By: Connie Fillmore
Photography blends science with art. The photographer is the artist who engraves his creation with light and shade. Science has gifted the artist a technically advanced digital camera for him to captivate life with it. But he must know to decipher the codes of light
And, Let There Be Light...
Natural light sources like the sun and the moon are considered the best light sources. These lights often invade indoors and make natural shots come alive. Men have created artificial lights like the ordinary bulb, the tungsten halogen lamp or the bright photoflood.
There are various types of lighting, the photographer can employ. The most common is the Directional lighting provided by flash, tungsten or several sources and can be used from the front, back or side.
Front lighting is the most in vogue but it reveals every detail. The light is at the back of the photographer beaming at the face of the subject highlighting every detail. This often results in an unexciting and flat look of your subjects. Another technique is to mystify your subject by lighting up from side. The main illumination from side adds interest and vigor with presence of dark shadows.
In Back lighting the source light remains in the rear of the subject shining in the face of the camera. So, you must be very careful while using this mode otherwise the subject will appear like a silhouette. The main advantage here is, you will be able to capture the natural expressions of your subject in an outdoor shoot, as he will not squint facing bright light.
You can employ Cross lighting where strong directional light comes from both sides.

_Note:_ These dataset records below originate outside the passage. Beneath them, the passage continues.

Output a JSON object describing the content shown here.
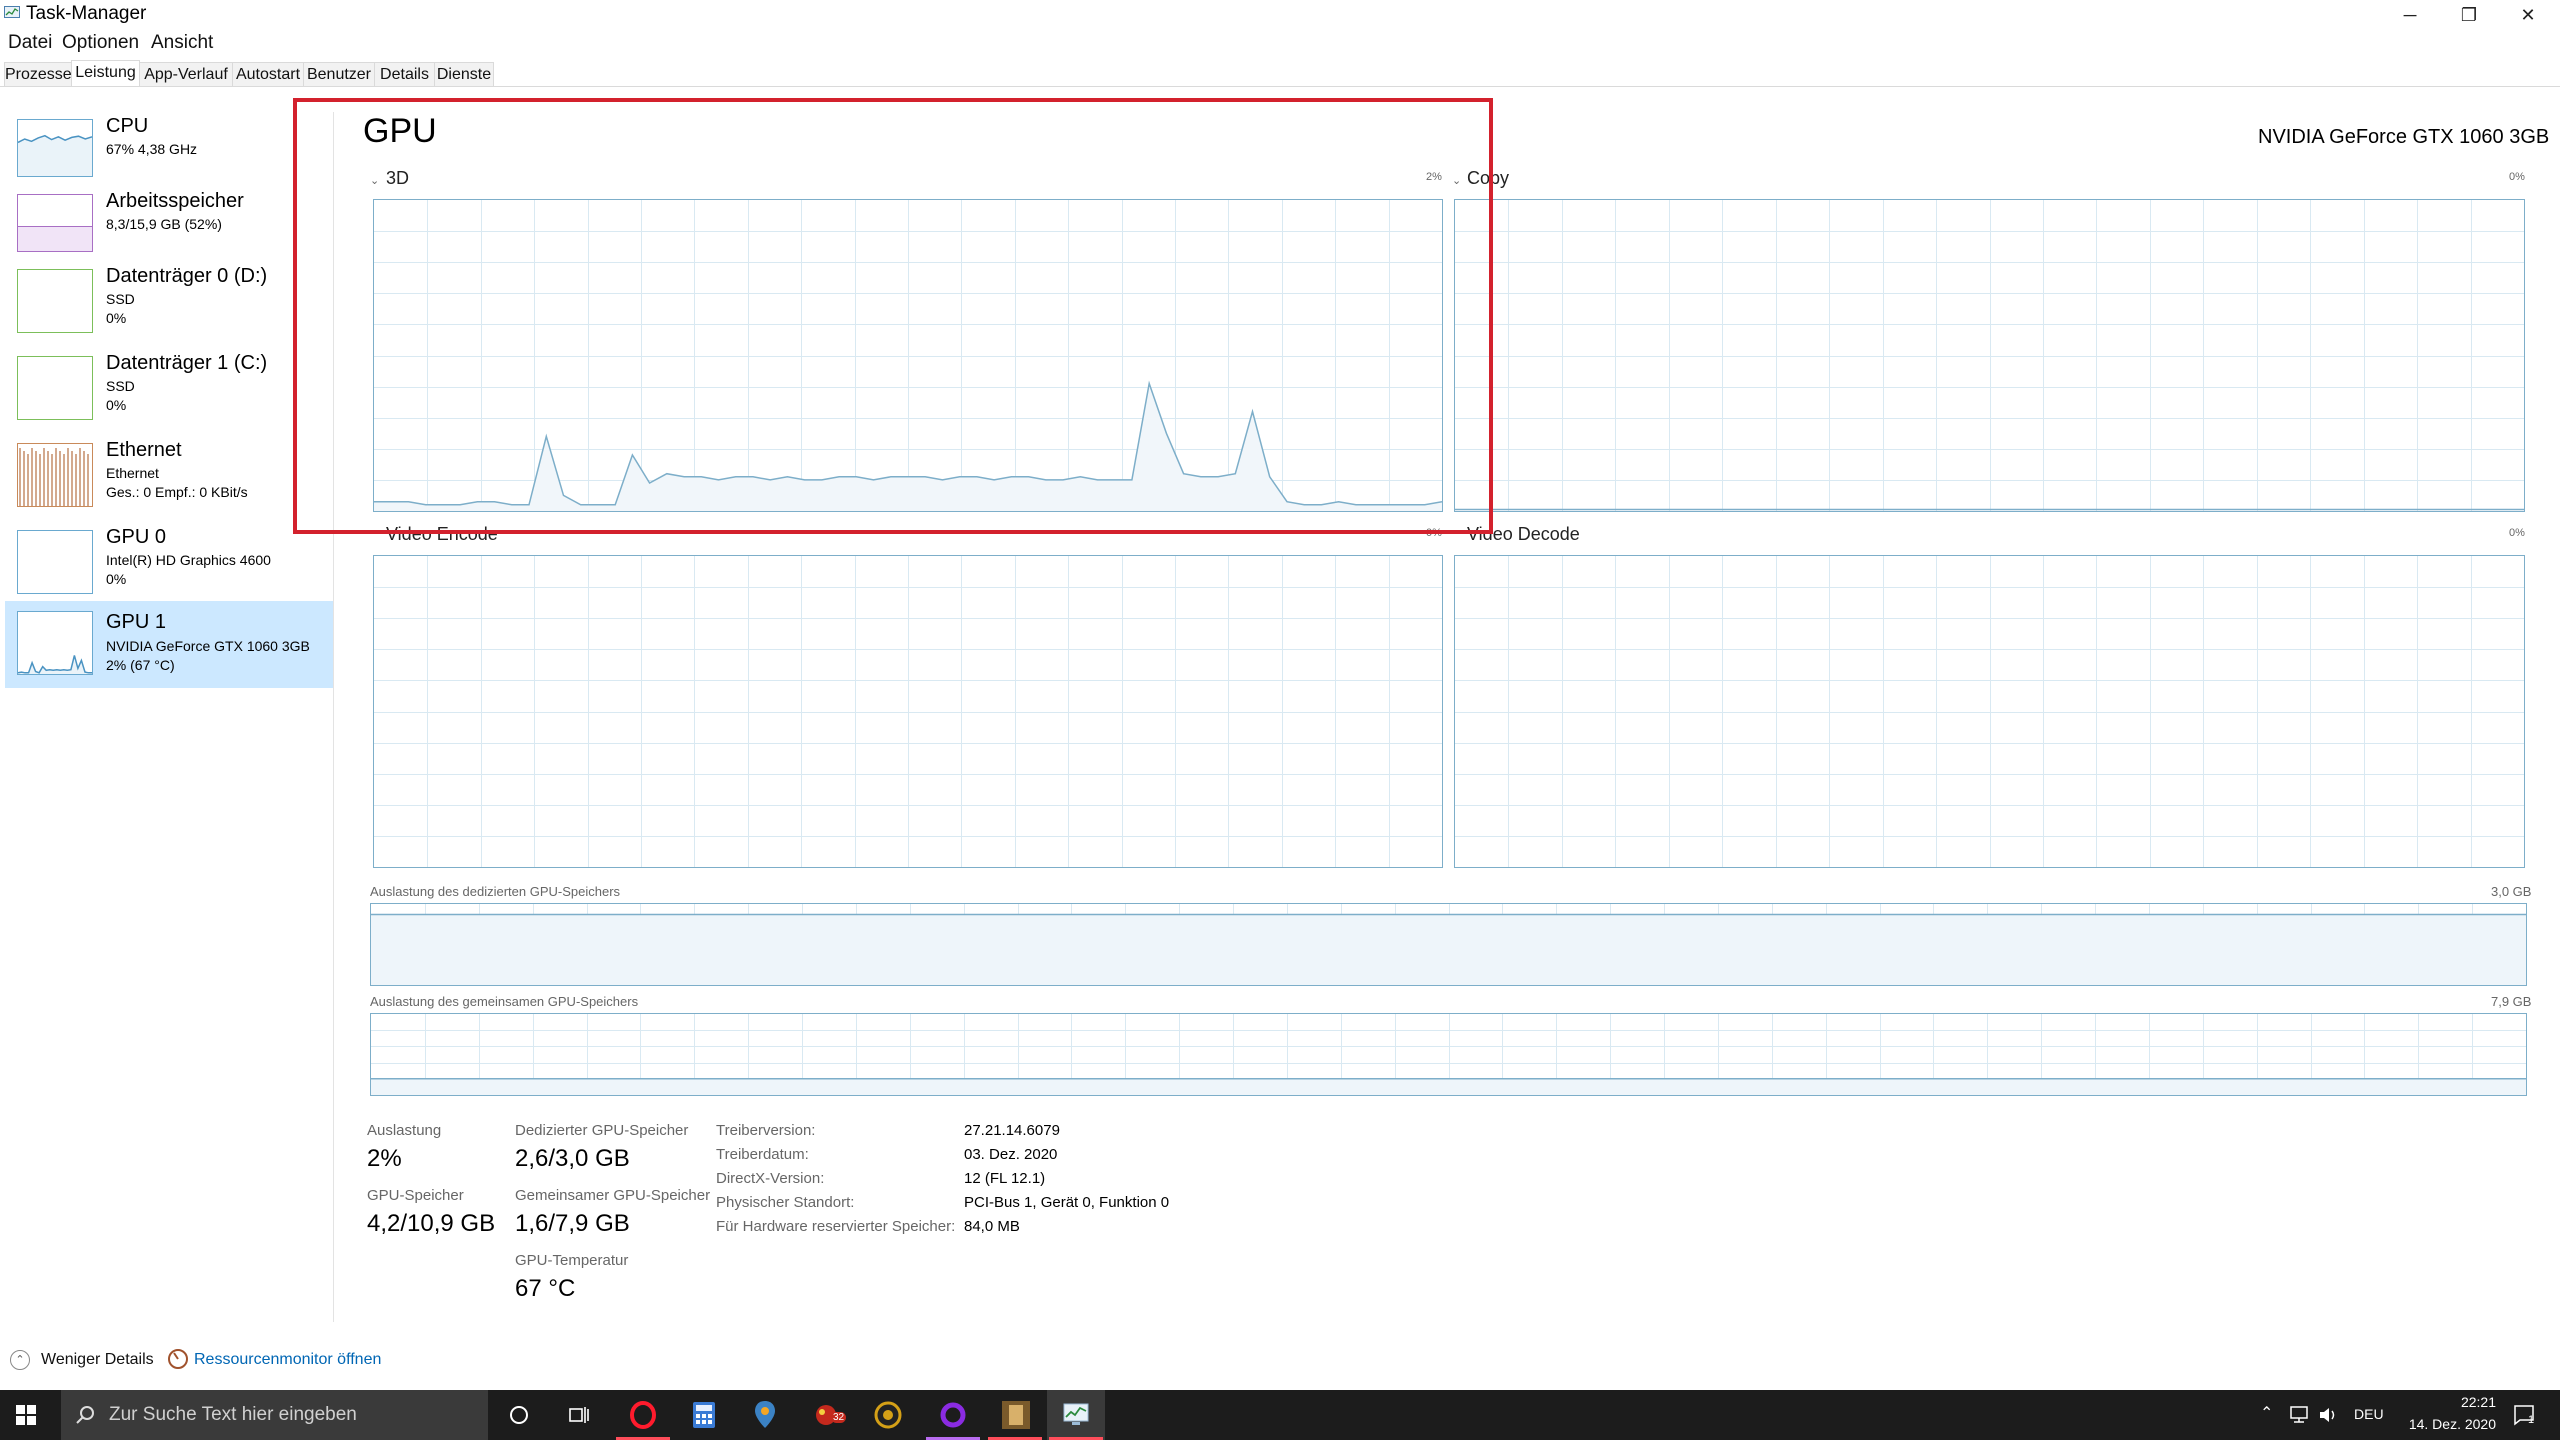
{
  "window": {
    "title": "Task-Manager",
    "controls": {
      "minimize": "─",
      "maximize": "❐",
      "close": "✕"
    }
  },
  "menu": [
    "Datei",
    "Optionen",
    "Ansicht"
  ],
  "tabs": [
    "Prozesse",
    "Leistung",
    "App-Verlauf",
    "Autostart",
    "Benutzer",
    "Details",
    "Dienste"
  ],
  "active_tab": "Leistung",
  "sidebar": {
    "items": [
      {
        "name": "CPU",
        "line1": "67% 4,38 GHz",
        "line2": ""
      },
      {
        "name": "Arbeitsspeicher",
        "line1": "8,3/15,9 GB (52%)",
        "line2": ""
      },
      {
        "name": "Datenträger 0 (D:)",
        "line1": "SSD",
        "line2": "0%"
      },
      {
        "name": "Datenträger 1 (C:)",
        "line1": "SSD",
        "line2": "0%"
      },
      {
        "name": "Ethernet",
        "line1": "Ethernet",
        "line2": "Ges.: 0 Empf.: 0 KBit/s"
      },
      {
        "name": "GPU 0",
        "line1": "Intel(R) HD Graphics 4600",
        "line2": "0%"
      },
      {
        "name": "GPU 1",
        "line1": "NVIDIA GeForce GTX 1060 3GB",
        "line2": "2% (67 °C)"
      }
    ],
    "selected_index": 6
  },
  "main": {
    "title": "GPU",
    "model": "NVIDIA GeForce GTX 1060 3GB",
    "graphs": [
      {
        "label": "3D",
        "percent": "2%"
      },
      {
        "label": "Copy",
        "percent": "0%"
      },
      {
        "label": "Video Encode",
        "percent": "0%"
      },
      {
        "label": "Video Decode",
        "percent": "0%"
      }
    ],
    "dedicated_mem": {
      "label": "Auslastung des dedizierten GPU-Speichers",
      "max": "3,0 GB",
      "fraction": 0.87
    },
    "shared_mem": {
      "label": "Auslastung des gemeinsamen GPU-Speichers",
      "max": "7,9 GB",
      "fraction": 0.2
    },
    "stats": {
      "usage": {
        "label": "Auslastung",
        "value": "2%"
      },
      "dedicated": {
        "label": "Dedizierter GPU-Speicher",
        "value": "2,6/3,0 GB"
      },
      "gpu_mem": {
        "label": "GPU-Speicher",
        "value": "4,2/10,9 GB"
      },
      "shared": {
        "label": "Gemeinsamer GPU-Speicher",
        "value": "1,6/7,9 GB"
      },
      "temp": {
        "label": "GPU-Temperatur",
        "value": "67 °C"
      }
    },
    "info": [
      {
        "k": "Treiberversion:",
        "v": "27.21.14.6079"
      },
      {
        "k": "Treiberdatum:",
        "v": "03. Dez. 2020"
      },
      {
        "k": "DirectX-Version:",
        "v": "12 (FL 12.1)"
      },
      {
        "k": "Physischer Standort:",
        "v": "PCI-Bus 1, Gerät 0, Funktion 0"
      },
      {
        "k": "Für Hardware reservierter Speicher:",
        "v": "84,0 MB"
      }
    ]
  },
  "footer": {
    "fewer_details": "Weniger Details",
    "resource_monitor": "Ressourcenmonitor öffnen"
  },
  "taskbar": {
    "search_placeholder": "Zur Suche Text hier eingeben",
    "language": "DEU",
    "time": "22:21",
    "date": "14. Dez. 2020",
    "notification_count": "1",
    "badge_count": "32"
  },
  "colors": {
    "accent": "#7daec9",
    "selected_bg": "#cce8ff",
    "memory_purple": "#8b3fa8",
    "disk_green": "#4daa23",
    "ethernet_orange": "#a7531d",
    "highlight_red": "#d3212d",
    "taskbar": "#1c1c1c"
  },
  "series": {
    "gpu_3d": [
      3,
      3,
      3,
      2,
      2,
      2,
      3,
      3,
      2,
      2,
      24,
      5,
      2,
      2,
      2,
      18,
      9,
      12,
      11,
      11,
      10,
      11,
      11,
      10,
      11,
      10,
      10,
      11,
      11,
      10,
      11,
      11,
      11,
      10,
      11,
      11,
      10,
      11,
      11,
      10,
      10,
      11,
      10,
      10,
      10,
      41,
      25,
      12,
      11,
      11,
      12,
      32,
      11,
      3,
      2,
      2,
      3,
      2,
      2,
      2,
      2,
      2,
      3
    ],
    "cpu": [
      60,
      66,
      62,
      68,
      72,
      65,
      70,
      64,
      69,
      71,
      66,
      70
    ],
    "gpu1_thumb": [
      2,
      3,
      2,
      2,
      18,
      4,
      2,
      12,
      6,
      7,
      6,
      7,
      6,
      7,
      6,
      7,
      30,
      9,
      22,
      3,
      2,
      2
    ]
  }
}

But this method is only suitable for studios with bright flash or tungsten lights.
Lighting For Digital Photography
Digital cameras may offer a wide range of easy lighting modes but there are challenges for the artist in his path to perfection. You must adopt the trial and error method and acquire the knowledge of lighting.
Most digital cameras have preset digital photography lighting modes or 'scenes' for different lighting situation. There is the indoor mode to click without flash, which is particularly useful in art galleries or museums, the night and portrait mode allows you to take pictures of your subject with a gleaming backdrop at night using a slower shutter speed.
The digital cameras provide an automatic setting for white balancing .You can determine the baseline white in your image against which, other colors will be rendered. Your camera may have a histogram to evaluate exposure in different digital photography conditions. Most cameras have various options like daylight, cloudy, tungsten and more.
What Is Auxillary Lighting?
If you want to create art using light and shadow, the Flash unit alone is not enough. Here, auxiliary lighting comes in. If you decide to shoot portraits or product shots in a studio then auxiliary lighting is not optional but necessary.
For great results use head and kicker lights. Flashlights do not generate heat like floods and spots, so are more suited for portraits. Make sure the flash suits your digital camera. If you want to shoot still shots or product shots, continuous tungsten light is the cheapest and best. A range of wattage bulbs and reflectors will help you control the intensity and direction of light too.
If you don't have money you can rent lights. Top studios have various assortments of flash units, flood and spotlights.
How to use light
Light is made up of all colors. If seen through a prism it bursts into different colors. You are free to experiment with the rainbow. Artificial lights have their own characteristics. The photographer can utilize different light sources. You can alter white setting for a different effect. Most digital cameras have color setting modes to achieve accuracy of the colors.
Direction of light is important in digital photography. People look best in diffused sidelights and backlight produces a halo effect while overhead lighting produces sharp contrast of light and shadows. Strength of light is also an essential factor. You can have placid effect from diffused lighting and sharpness from strong light.
Indoor lighting gives you ample scope to shoot nice pictures. You can assemble light as per your choice and can even harness sunlight when it enters your house to soften your image.
Outdoor shots are more challenging. It leaves you at the mercy of Mother Nature. While landscape looks good in soft light, the wildlife is captivating with fine details in bright light. So photographers try to capture wildlife just before dusk or before dawn.
In digital cameras, you do not need to worry about ISO film speed. Most digital cameras have preset ISO setting. However, experimentation is the perfect way to curb imperfection. So inflame your imagination and hone your skill. You are ready to enter the luminous empire of photography.